Not everyone is great, though. Chi Chi DeVayne clomping down that runway, baton in hand, is an inevitable, unfortunate GIF. A flat wig, literal flat shoes, and a flat performance combine to create something … bad. And also flat. Thorgy remarks that she should know better, but maybe she just doesn’t! Also, when Thorgy takes a break from making jabs at (an absent) Bob to question your decision-making, seek guidance.

Next, Morgan comes out and is a drag queen, in that she performs exactly as a drag queen should to a song a drag queen would make. One of the lyrics is about how drag queens actually have dicks. Did you know? Her wig falls apart and we feel as bad for her as you can for someone who says she wants to deliberately eliminate fan favorites so she can have a clearer path to victory. Bless!

Trixie takes a big risk by not leaning in on her comedy skills and instead performs an original autoharp (!) song. It is quite lovely, and available to stream and purchase now! Plus, she has enough goodwill going into the competition to take a risk like this. Milk uses cutouts of various outfits and skips around moaning about “fashion, dahling” over an electronic beat. It’s not so much an example of talent as much as it is an example of Milk, but it works for us. Kennedy and Chi Chi are both vocal in their distaste for Milk’s act, but it’s outside their vocabulary as queens. Milk can’t flip into a split, so instead she traipses to an ironically cheesy track that devolves into performance art.

The judges deem Trixie, Bebe, Kennedy, and Milk as safe. Shangela, Aja, and Ben earn high marks, while Thorgy lands toward the bottom with Chi Chi and Morgan, who receive some negative feedback.
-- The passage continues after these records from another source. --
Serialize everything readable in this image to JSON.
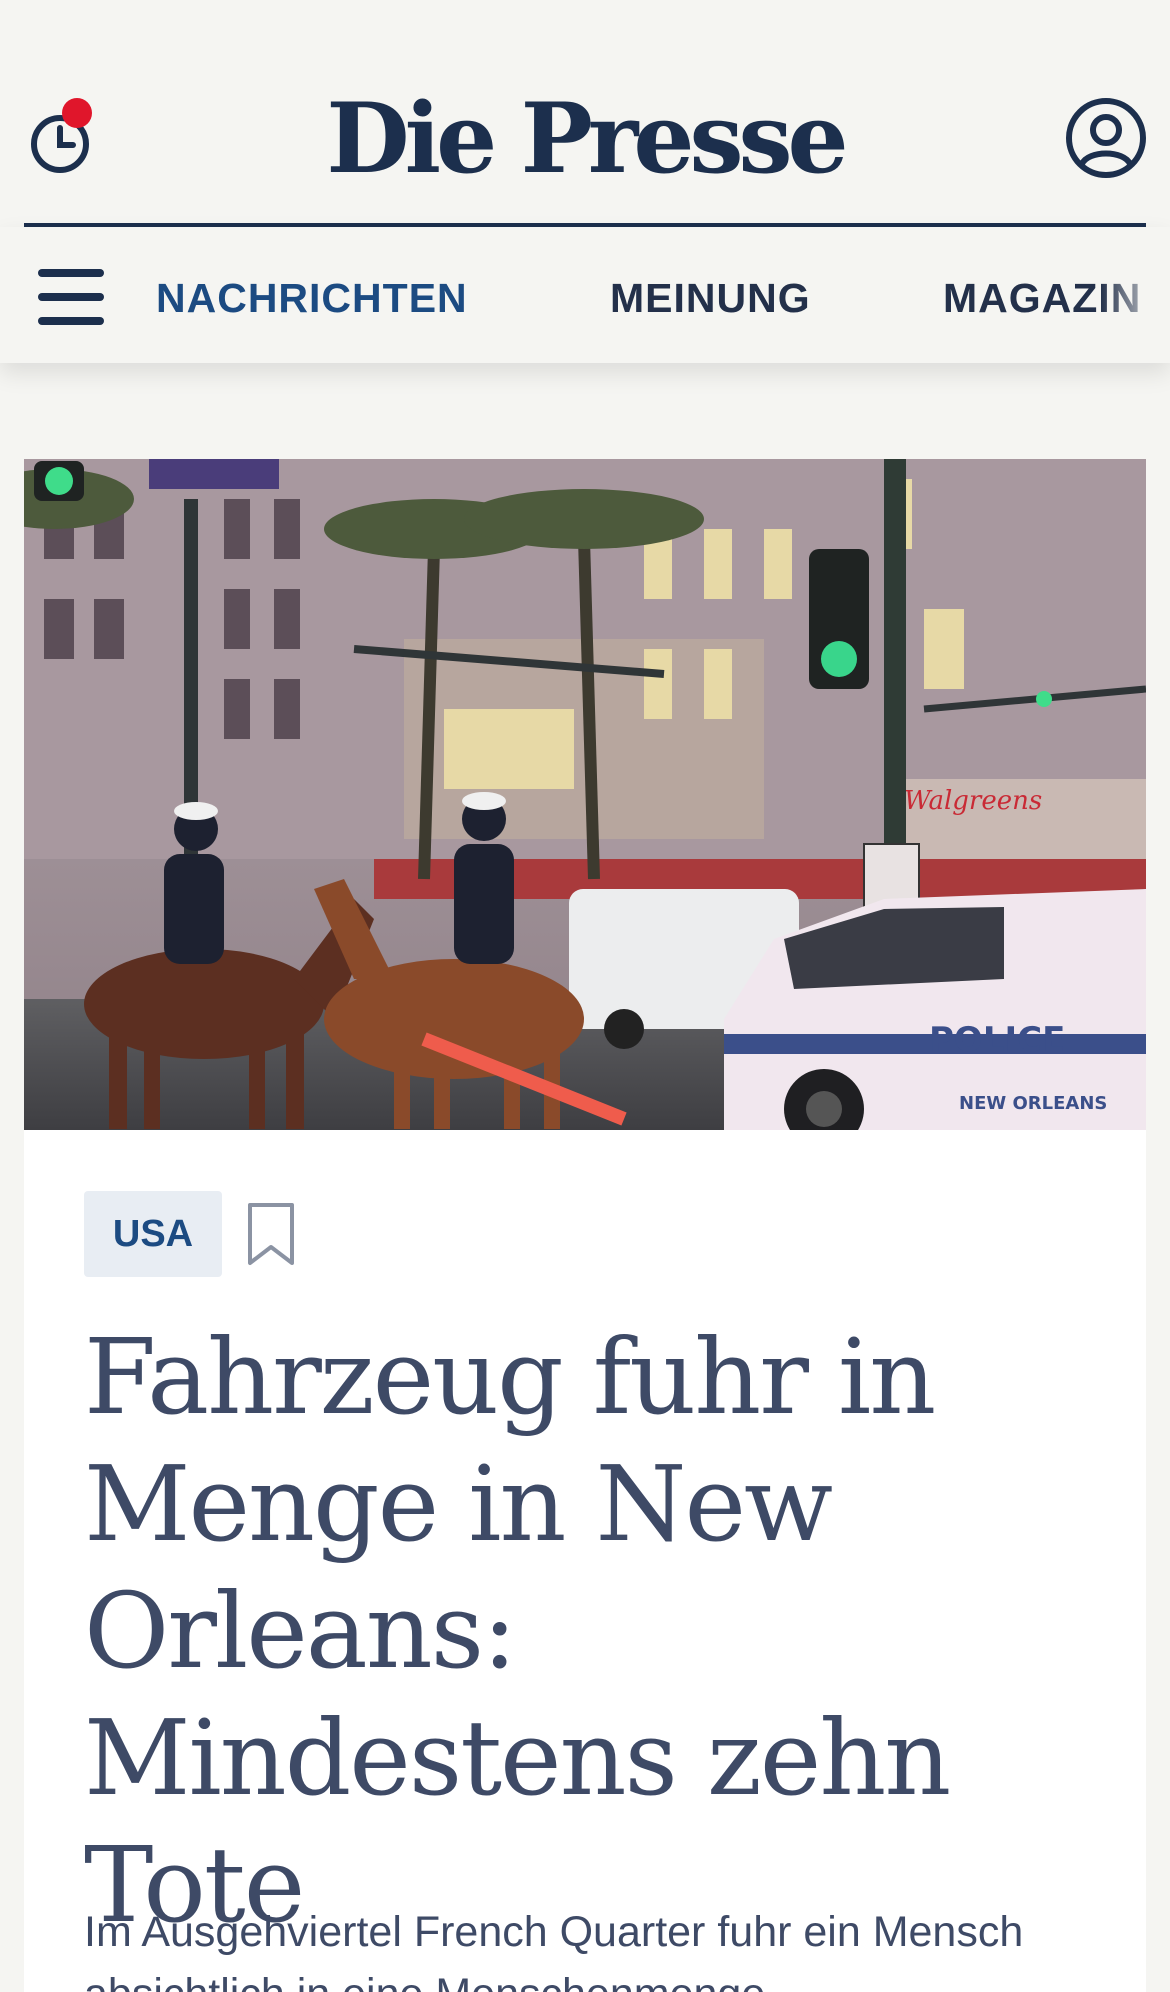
{
  "header": {
    "logo": "Die Presse",
    "history_icon": "clock-history-icon",
    "account_icon": "user-account-icon",
    "notification_color": "#e0162b"
  },
  "nav": {
    "menu_icon": "hamburger-menu-icon",
    "items": [
      {
        "label": "NACHRICHTEN",
        "active": true
      },
      {
        "label": "MEINUNG",
        "active": false
      },
      {
        "label": "MAGAZIN",
        "active": false
      }
    ]
  },
  "article": {
    "image_description_icon": "news-photo-police-on-horseback",
    "tag": "USA",
    "bookmark_icon": "bookmark-icon",
    "headline": "Fahrzeug fuhr in Menge in New Orleans: Mindestens zehn Tote",
    "teaser": "Im Ausgehviertel French Quarter fuhr ein Mensch absichtlich in eine Menschenmenge"
  },
  "colors": {
    "brand_navy": "#1c2f4d",
    "active_blue": "#1c4b82",
    "headline": "#3e4a66",
    "background": "#f5f5f2"
  }
}
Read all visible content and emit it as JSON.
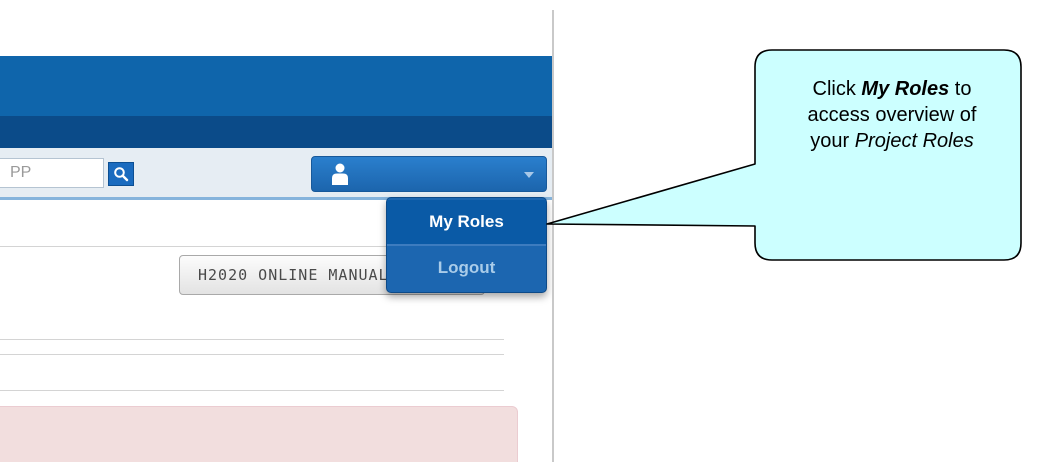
{
  "search": {
    "placeholder": "PP"
  },
  "user_menu": {
    "items": [
      {
        "label": "My Roles"
      },
      {
        "label": "Logout"
      }
    ]
  },
  "content": {
    "online_manual_button": "H2020 ONLINE MANUAL"
  },
  "callout": {
    "line1_prefix": "Click ",
    "line1_emphasis": "My Roles",
    "line1_suffix": " to",
    "line2": "access overview of",
    "line3_prefix": "your ",
    "line3_emphasis": "Project Roles"
  },
  "colors": {
    "banner": "#0f65ab",
    "nav_bar": "#0b4b89",
    "menu": "#1c66b0",
    "menu_active": "#0a5aa6",
    "callout_fill": "#ccffff",
    "alert": "#f2dede"
  }
}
They are the bottom two and will have their fate decided by the winner of a lip sync between Aja and Ben, two girls whom Morgan has explicitly told her plan to eliminate strong contestants if given the chance.

All Stars 2 showed how difficult it can be for queens to get on the same page regarding eliminations. Chi Chi’s critiques were worse than Morgan’s, so she’d be headed home if the judges’ consensus was Bible. The queens, however, have conflicting ideas, best exemplified by Ben and Morgan’s one-on-one: Morgan, the girl cutting class to smoke weed, and Ben, studying extra hard for AP Bio, couldn’t be more different in their approaches. With the power potentially in Ben’s hands, it’s unclear how this will go, as Morgan threatens the integrity-based Drag Race Ben dreams of winning.

We finally arrive at an instant-classic lip sync to Nicki Minaj’s “Anaconda,” and we are BLESSED, honey. Aja leans into Nicki while Ben leans into Ben and wins. She gets that “Anaconda” is funny before it is sexy, and slays as a result. That being said, Aja looks like a bag of money, possesses a tuck worthy of Trinity Taylor, and turns it out. The fact that she executes what she does during the song’s first chorus and still loses is a huge testament to Ben, who is to this lip sync what Anne Hathaway is to Rachel Getting Married: its Oscar-worthy (or Hall of Fame–worthy) star. But watch out for Aja, because this time she really is “100 percent that bitch.”

Ben eliminates Morgan, which gorgeously closes the arc on Morgan revealing a strategy that was sure to blow up in her face. It’s a shame, since it would have been interesting to watch how she’s evolved since season two. But the fact of the matter is we are in an All Stars season, and nothing can be taken for granted. And a message from Ru, complete with a ghostly appearance by Alaska and Chad, confirms Morgan’s run at the crown may not be over just yet.